Passes d’arme diplomatiques entre Moscou et Washington

La diplomatie russe poursuit là une stratégie classique : se faire plus bête qu’elle n’est, en faisant mine de ne pas comprendre que la déclaration était évidemment à prendre au sens économique et stratégique, pas d’une possible destruction physique du gazoduc.

L’Oncle Sam a rétorqué en indiquant qu'il était «ridicule» d'insinuer que les États-Unis pourraient avoir commis ces sabotages. «Nous savons tous que la Russie diffuse de la désinformation depuis longtemps et elle le fait à nouveau ici», a préciséla porte-parole du Conseil de sécurité nationale de la Maison-Blanche, Adrienne Watson.

En guise de réplique, le porte-parole du Kremlin, Dmitri Peskov a rappelé «les énormes bénéfices réalisés par les fournisseurs américains de gaz naturel liquéfié, qui ont multiplié leurs approvisionnements sur le continent européen».

Enquête sous-marine

Au terme du Conseil de sécurité de l'ONU du 30 septembre, Vladimir Poutine est resté sur la même ligne, en imputant ce «sabotage» aux «Anglo-saxons». «En organisant des explosions sur les gazoducs internationaux qui longent le fond de la mer Baltique, ils ont en réalité commencé à détruire l'infrastructure énergétique européenne», a-t-il précisé.

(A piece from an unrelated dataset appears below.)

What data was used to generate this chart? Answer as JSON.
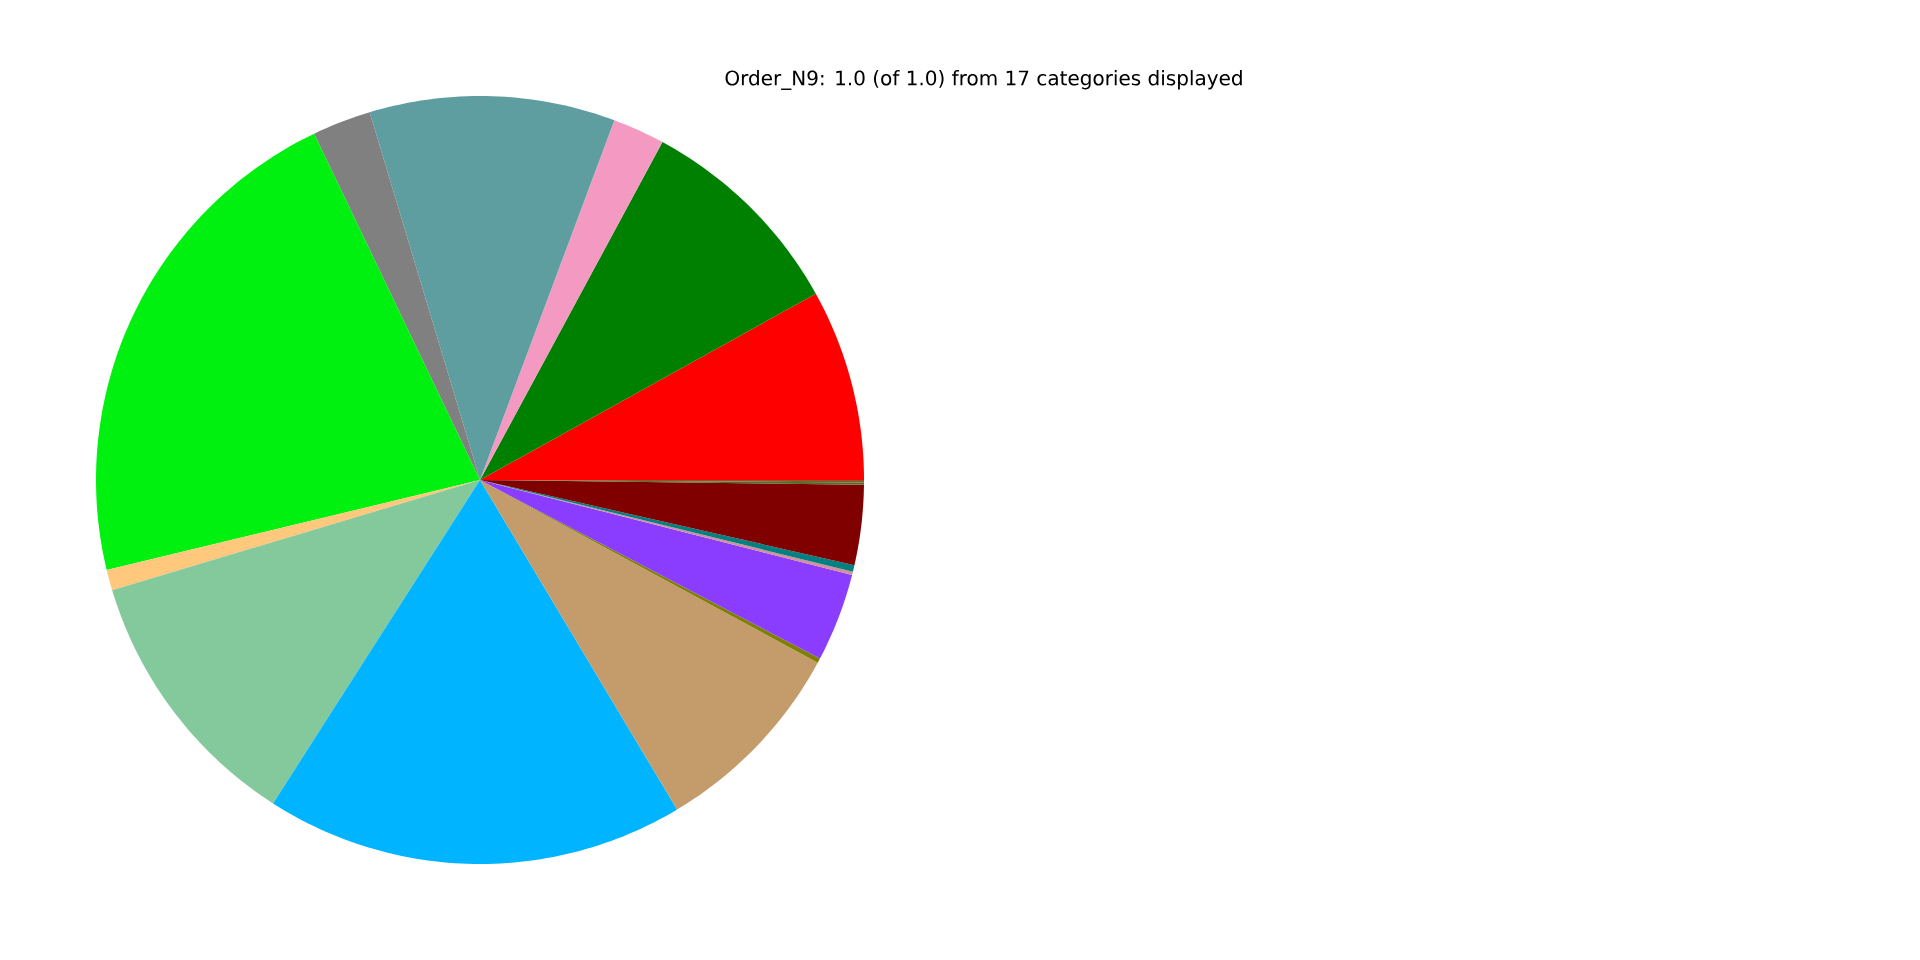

Réponse immédiate du secrétaire d’État américain Antony Blinken : «Je n'ai rien à ajouter à ces allégations absurdes du président Poutine selon lesquelles nous ou nos partenaires alliés seraient responsables en quoi que ce soit vis-à-vis de cela».

Ce même 30 septembre 2022, Joe Biden a promis l'envoi de moyens sous-marins sur le site des explosions des gazoducs Nord Stream 1 et 2, «pour déterminer ce qui s'est exactement passé», après ce qu'il a qualifié d'«acte de sabotage délibéré».

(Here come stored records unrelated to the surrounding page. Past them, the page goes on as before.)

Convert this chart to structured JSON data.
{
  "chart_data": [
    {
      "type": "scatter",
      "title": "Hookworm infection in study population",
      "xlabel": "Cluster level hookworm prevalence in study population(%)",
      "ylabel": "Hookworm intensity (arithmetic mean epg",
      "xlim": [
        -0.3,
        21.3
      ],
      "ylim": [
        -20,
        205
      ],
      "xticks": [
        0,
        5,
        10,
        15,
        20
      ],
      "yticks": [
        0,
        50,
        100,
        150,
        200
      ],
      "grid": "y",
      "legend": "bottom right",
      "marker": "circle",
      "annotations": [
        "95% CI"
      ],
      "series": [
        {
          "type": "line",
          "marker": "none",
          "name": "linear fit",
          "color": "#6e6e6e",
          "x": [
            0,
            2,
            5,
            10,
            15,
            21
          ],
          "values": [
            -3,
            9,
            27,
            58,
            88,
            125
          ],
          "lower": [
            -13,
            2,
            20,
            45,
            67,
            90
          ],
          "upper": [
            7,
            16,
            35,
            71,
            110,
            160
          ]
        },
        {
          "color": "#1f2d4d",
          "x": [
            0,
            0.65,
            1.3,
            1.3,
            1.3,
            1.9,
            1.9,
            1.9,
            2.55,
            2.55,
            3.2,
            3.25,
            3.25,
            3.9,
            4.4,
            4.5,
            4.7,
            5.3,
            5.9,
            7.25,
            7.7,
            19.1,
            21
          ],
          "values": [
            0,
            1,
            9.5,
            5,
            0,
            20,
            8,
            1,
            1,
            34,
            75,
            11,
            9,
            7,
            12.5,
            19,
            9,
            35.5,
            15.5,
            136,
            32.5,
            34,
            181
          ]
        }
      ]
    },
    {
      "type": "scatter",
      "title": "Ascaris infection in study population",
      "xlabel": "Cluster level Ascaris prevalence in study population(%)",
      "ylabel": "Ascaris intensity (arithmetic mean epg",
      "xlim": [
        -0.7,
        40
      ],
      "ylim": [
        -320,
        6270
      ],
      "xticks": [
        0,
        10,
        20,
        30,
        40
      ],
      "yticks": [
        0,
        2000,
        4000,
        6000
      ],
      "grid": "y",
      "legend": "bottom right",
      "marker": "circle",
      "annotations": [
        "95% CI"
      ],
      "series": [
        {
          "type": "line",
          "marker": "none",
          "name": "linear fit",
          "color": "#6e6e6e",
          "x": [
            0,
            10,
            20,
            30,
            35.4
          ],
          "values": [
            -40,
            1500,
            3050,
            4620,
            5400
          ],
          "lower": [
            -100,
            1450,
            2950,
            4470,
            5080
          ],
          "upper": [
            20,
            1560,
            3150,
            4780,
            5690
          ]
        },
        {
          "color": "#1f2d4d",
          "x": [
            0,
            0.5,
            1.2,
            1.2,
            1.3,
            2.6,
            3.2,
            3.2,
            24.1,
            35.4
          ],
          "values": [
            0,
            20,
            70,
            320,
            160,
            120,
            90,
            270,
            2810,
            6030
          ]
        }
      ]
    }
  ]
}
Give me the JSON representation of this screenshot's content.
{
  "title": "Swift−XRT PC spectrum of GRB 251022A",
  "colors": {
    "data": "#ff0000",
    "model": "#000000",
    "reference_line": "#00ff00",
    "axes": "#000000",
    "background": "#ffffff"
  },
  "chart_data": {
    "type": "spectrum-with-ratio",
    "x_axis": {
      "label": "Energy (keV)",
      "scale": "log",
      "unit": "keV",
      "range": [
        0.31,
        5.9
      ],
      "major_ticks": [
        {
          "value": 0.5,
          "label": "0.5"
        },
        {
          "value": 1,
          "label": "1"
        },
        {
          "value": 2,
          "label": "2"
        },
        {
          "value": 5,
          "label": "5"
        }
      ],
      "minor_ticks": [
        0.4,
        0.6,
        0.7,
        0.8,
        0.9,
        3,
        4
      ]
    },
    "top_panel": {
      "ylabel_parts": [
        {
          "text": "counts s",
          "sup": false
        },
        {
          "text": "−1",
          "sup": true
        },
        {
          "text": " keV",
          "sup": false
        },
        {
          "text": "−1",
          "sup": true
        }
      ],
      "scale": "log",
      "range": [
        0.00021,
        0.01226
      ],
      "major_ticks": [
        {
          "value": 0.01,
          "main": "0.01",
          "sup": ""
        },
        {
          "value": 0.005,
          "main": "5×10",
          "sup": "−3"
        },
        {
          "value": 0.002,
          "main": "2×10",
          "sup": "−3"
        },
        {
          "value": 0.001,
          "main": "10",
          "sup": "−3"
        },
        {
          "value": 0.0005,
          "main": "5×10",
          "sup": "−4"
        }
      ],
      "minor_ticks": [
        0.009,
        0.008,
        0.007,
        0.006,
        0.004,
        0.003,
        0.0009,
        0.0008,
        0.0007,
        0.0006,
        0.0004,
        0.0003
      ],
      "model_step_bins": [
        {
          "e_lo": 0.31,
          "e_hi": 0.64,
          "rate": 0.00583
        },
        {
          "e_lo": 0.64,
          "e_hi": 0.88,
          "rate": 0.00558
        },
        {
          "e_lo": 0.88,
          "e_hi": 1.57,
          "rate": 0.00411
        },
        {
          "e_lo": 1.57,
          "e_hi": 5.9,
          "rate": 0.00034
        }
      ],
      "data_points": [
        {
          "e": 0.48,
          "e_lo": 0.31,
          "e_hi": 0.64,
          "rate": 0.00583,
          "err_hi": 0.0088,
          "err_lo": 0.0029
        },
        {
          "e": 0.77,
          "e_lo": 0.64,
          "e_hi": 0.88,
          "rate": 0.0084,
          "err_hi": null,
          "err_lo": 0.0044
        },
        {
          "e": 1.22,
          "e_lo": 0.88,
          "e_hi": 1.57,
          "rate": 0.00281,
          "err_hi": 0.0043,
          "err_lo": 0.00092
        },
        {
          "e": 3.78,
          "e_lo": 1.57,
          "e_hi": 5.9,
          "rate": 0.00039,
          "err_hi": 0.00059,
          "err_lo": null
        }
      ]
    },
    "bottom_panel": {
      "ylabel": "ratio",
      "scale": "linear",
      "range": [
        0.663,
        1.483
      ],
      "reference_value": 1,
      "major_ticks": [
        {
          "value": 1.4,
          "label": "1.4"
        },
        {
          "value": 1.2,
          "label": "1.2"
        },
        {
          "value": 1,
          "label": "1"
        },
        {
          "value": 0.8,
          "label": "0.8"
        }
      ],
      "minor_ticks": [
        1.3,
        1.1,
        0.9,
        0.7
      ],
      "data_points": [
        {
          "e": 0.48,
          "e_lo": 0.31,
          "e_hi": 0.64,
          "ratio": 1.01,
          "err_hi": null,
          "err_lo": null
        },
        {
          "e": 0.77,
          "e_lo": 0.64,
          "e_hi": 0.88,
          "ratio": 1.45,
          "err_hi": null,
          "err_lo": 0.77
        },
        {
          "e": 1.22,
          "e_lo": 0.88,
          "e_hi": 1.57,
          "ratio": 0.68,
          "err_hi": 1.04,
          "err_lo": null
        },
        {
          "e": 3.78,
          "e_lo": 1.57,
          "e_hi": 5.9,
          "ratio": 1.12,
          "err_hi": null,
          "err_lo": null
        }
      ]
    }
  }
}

L’Union européenne met en garde sur des attaques contre ses infrastructures énergétiques

«Nous allons travailler avec nos alliés pour faire toute la lumière là-dessus», a promis le président américain. L'Allemagne a indiqué quant à elle que sa police allait mobiliser en mer «toutes les forces disponibles».

Reste à savoir quelles suites aura cette affaire. L’Union européenne se tient pour l’heure sur une position de fermeté. «Toute perturbation délibérée des infrastructures énergétiques européennes est totalement inacceptable et fera l'objet d'une réponse vigoureuse et unie», a déclaré le chef de la diplomatie européenne Josep Borrell.

A la peine militairement en Ukraine, malgré l’annexion fantoche des quatre régions que l’armée russe contrôle, Vladimir Poutine se sait fragilisé, tant en Russie qu’à l’international. Ce qui peut expliquer des discours anti-Occident toujours plus musclés. Mais sans jamais franchir la ligne rouge. Pour l’instant du moins.